Mais recentemente, em 6 de novembro, a BBC acatou pelo menos 20 queixas formais sobre o episódio. As reclamações foram encaminhadas ao Editorial Complaints Unit (ECU), órgão interno responsável por analisar desvios das diretrizes editoriais.
Ao se manifestar, o setor concluiu que a expressão facial de Martine, somada à troca do termo, “poderia ser compreendida como uma recusa ao uso de linguagem mais inclusiva”, e que isso violava o princípio de imparcialidade. A queixa foi validada.
Reações
A decisão da BBC surpreendeu muitos telespectadores que viram no episódio um exagero. Martine Croxall, discreta e comedida por natureza, não fez declarações públicas incisivas sobre o caso, mas, em círculos profissionais, colegas afirmaram que ela ficou “desanimada” e “confusa” com a gravidade atribuída a sua reação.

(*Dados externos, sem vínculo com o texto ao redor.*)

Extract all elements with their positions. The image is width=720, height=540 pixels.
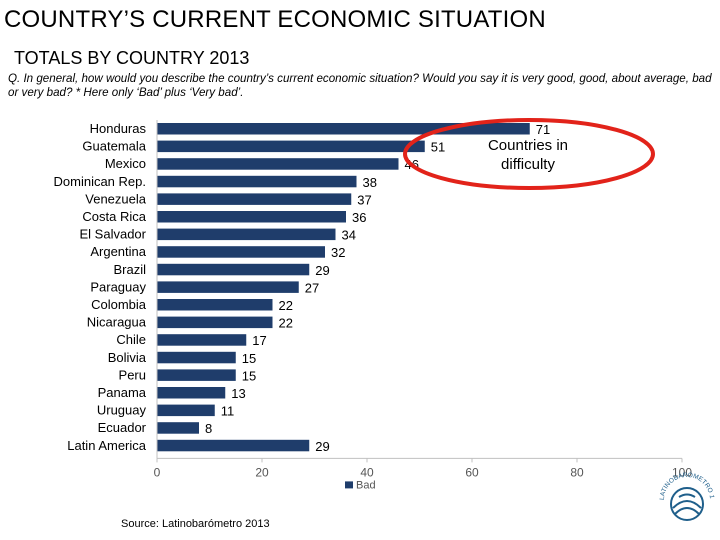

Afinal, a troca terminológica teria partido de um impulso jornalístico para evitar a duplicidade do texto no teleprompter, que mencionava “pessoas grávidas” e logo depois “mulheres” num mesmo parágrafo.
A reação do público não foi unânime, mas os sensatos saíram em defesa da jornalista. Figuras conhecidas do debate público britânico criticaram a BBC por, segundo eles, dar mais importância a uma expressão facial do que ao conteúdo da notícia. Entre eles, está a colunista britânica Allison Pearson, que escreveu em um artigo que a emissora havia “perdido o senso de proporcionalidade e de realidade, punindo uma mulher por usar uma palavra que seu próprio público reconhece e prefere”.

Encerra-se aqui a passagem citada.